Let's discuss the candidate values for the period.
Period? | Pros and cons |
8 | φ(c) should be slightly larger (weak). Only 3 repetition distances are multiples of 8 (weak). κ8 and κ16 are good, κ40 is weak, κ24 and κ32 are prohibitive. φ8 is weak, φ16 and φ32 are prohibitive, φ24 and φ40 are good. |
10 | φ(c) should be slightly larger (weak). 7 repetition distances are multiples of 10 (good). κ10, κ20, and κ40 are weak, κ30 is prohibitive. φ10, φ20, φ30, and φ40 are good. |
12 | φ(c) should be slightly larger (weak). 4 repetition distances are multiples of 12 (good). κ12 is good, κ24 and κ36 are prohibitive. φ12, φ24, and φ36 are good. |
19 | 0 repetition distances are multiples of 19 (prohibitive). κ19 is good, κ38 is prohibitive. φ19 and φ38 are prohibitive. |
20 | 6 repetition distances are multiples of 20 (good). κ20 and κ40 are weak. φ20 and φ40 are good. |
24 | 0 repetition distances are multiples of 24 (prohibitive). κ24 is prohibitive. φ24 is good. |
28 | Only 1 repetition distance is a multiple of 28 (weak). κ28 is good. φ28 is weak. |
30 | 3 repetition distances are a multiples of 30 (good). κ30 is prohibitive. φ30 is good. |
36 | 0 repetition distances are multiples of 36 (prohibitive). κ36 is prohibitive. φ36 is good. |
37 | 0 repetition distances are multiples of 37 (prohibitive). κ37 is prohibitive. φ37 is good. |
To assess these findings let us invent an ad-hoc procedure and weigh the values »good« as +1, »weak« as 0, and »prohibitive« as -1. Note that 3 repetitions for period 8 are weaker than 3 repetitions for period 30. The candidates 19, 24, 36, and 37 have negative weights, the candidates 8 and 28, zero weights.

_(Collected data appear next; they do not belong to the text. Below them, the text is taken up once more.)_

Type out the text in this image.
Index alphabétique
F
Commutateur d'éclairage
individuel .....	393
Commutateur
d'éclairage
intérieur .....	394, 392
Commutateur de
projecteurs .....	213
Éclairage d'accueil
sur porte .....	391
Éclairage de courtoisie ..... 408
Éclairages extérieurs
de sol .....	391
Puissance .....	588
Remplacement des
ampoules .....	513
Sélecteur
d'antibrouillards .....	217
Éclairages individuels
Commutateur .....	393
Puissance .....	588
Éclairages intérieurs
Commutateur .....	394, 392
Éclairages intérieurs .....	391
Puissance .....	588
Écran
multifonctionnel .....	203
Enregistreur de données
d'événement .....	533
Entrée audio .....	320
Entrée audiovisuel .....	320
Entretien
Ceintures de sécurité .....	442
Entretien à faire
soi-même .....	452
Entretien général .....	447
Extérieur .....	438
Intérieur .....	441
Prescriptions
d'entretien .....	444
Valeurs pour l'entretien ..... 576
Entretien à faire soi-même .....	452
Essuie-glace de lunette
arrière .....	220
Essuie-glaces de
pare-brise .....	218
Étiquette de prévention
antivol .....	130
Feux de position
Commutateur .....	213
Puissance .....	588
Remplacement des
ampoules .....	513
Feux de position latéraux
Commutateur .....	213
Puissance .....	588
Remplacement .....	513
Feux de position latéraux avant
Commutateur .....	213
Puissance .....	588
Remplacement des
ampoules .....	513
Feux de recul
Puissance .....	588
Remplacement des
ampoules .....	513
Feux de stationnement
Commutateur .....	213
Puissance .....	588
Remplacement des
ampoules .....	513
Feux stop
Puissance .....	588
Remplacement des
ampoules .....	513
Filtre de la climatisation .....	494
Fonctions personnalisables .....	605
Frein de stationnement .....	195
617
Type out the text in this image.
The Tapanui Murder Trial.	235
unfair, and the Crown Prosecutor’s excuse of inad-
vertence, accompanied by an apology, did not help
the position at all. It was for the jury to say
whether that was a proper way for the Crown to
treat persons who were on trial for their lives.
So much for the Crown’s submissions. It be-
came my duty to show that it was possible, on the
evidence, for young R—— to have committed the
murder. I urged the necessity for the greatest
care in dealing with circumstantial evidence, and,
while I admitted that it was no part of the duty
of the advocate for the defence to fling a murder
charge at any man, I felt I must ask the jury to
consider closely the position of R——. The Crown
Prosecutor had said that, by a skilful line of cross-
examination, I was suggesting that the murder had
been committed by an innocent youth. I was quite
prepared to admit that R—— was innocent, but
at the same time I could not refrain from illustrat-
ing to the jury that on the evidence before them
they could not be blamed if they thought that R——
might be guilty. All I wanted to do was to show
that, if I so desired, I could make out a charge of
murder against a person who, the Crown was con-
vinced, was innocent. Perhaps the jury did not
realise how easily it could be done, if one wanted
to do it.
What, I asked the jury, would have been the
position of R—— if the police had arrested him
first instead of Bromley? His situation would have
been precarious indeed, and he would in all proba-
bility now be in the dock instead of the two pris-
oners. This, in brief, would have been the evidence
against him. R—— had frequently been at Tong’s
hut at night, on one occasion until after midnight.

We skip them in the first round. Positive weights have 10 (3 of 9), 12 (3 of 8), 20 (3 of 5), and 30 (1 of 3). We rank them by their relative weights: 20 with score 0.6 = 3/5, then 12 with score 0.375, then 10 and 30 with scores 0.333.
The most promising approach to further cryptanalysis starts from the hypothetical period 20.